A couple of reasons. The big one though, the one that I’ll explicate, is that it moves us away from a strictly consumptive relationship to the world. More and more, cultural cachet relies on the idea that you’ve had, done, or seen the next big thing. That new Netflix show everyone talks about? Why haven’t you watched it yet? It’s so good! That new restaurant downtown? You HAVE to try their hummus/ramen/cocktails/tacos. They changed my life. Lollapalooza? You have to go! Best weekend of my life. Making sure you’ve eaten, been to, or watched the next big thing has become a driving force of American life. Has this always been the case? Not sure. Lots of people participated in fads around the turn of the 19th-20th Century in the U.S. So Americans have done this before. But that doesn’t really matter. What matters is that sometimes it’s good to not partake in the newest and best thing.
And that brings us back to the pickles. My grandma’s pickles will not ever become the next big thing. I don’t have the internet presence or cultural capital to make them so. I wouldn’t wish that upon these pickles. However, I do want people to know about them. And I want to know about your favorite things that I’ll never experience. Because sometimes, contrary to everything Americans have ever learned not seeing it with my own eyes, tasting it with my own mouth, hearing it with my own ears does make it better. Building up a picture of something in your head, knowing you’ll never experience it allows it to shine. It doesn’t need to meet expectations, or live up to reality, or match its billing. Knowing that thing exist that your friends love, and you will never know, rules. That separation, that gap, is healthy. If everyone did the same things or saw the same stuff, the world would bore everyone. I’ve never seen Titanic and I probably never will. Not out of some sort of contrarian act of James Cameron hating, but because I’ve built up this wonderful idea of Titanic in my head, and I don’t want to ruin that.
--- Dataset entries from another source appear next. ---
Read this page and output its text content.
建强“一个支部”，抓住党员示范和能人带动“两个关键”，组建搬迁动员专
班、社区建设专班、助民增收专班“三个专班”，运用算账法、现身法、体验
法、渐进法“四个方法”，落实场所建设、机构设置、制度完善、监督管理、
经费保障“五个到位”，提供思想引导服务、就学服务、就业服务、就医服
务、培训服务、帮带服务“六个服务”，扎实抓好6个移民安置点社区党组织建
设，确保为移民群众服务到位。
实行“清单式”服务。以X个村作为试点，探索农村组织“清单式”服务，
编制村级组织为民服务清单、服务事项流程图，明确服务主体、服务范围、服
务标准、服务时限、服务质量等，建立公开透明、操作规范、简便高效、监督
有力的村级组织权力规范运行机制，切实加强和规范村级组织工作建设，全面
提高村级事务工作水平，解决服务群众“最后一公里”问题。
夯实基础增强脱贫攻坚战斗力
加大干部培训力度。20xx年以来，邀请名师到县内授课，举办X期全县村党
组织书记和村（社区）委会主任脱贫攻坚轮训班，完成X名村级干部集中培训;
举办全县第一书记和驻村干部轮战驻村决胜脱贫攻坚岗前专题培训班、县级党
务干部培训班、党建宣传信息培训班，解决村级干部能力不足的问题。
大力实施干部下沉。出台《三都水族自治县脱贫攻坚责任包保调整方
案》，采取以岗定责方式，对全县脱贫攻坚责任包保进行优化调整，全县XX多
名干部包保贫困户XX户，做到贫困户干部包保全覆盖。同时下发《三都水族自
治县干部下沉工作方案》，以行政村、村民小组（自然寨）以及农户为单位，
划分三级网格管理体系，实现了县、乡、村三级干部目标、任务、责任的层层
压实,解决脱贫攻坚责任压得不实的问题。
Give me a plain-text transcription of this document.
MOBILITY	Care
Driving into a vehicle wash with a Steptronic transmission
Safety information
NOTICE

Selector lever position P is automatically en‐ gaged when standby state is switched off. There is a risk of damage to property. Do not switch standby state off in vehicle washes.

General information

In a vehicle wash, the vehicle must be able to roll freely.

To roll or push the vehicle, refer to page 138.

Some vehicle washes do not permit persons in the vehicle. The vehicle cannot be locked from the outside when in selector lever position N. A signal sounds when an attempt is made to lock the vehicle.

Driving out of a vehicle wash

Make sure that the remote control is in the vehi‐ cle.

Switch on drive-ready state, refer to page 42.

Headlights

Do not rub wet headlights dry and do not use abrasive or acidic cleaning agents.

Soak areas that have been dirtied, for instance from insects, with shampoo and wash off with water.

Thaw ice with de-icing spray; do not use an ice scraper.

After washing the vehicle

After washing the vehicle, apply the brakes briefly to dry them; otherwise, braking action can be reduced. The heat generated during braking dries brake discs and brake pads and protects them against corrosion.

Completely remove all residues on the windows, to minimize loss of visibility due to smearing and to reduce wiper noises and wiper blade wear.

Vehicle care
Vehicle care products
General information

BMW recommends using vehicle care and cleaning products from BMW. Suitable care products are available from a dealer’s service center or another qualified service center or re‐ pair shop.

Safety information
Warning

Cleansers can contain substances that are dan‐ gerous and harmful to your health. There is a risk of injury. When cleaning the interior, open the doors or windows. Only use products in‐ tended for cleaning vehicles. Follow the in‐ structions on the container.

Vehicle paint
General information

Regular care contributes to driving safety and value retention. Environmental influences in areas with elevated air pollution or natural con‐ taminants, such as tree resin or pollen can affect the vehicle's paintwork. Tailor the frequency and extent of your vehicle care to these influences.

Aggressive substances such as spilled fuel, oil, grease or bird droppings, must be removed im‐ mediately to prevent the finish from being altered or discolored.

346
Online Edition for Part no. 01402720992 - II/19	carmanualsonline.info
So imagine my grandmother’s pickles. Unless your grandmother makes pickles, no one has ever had better pickles then these. You’ll probably never eat them, but knowing that someone has, knowing that perfect pickle exists and brings someone joy, hopefully that feels as good for you as it does for me. Perfection shouldn’t be ruined by experience. Consumption shouldn’t control our lives and imaginations. Let the pickles be.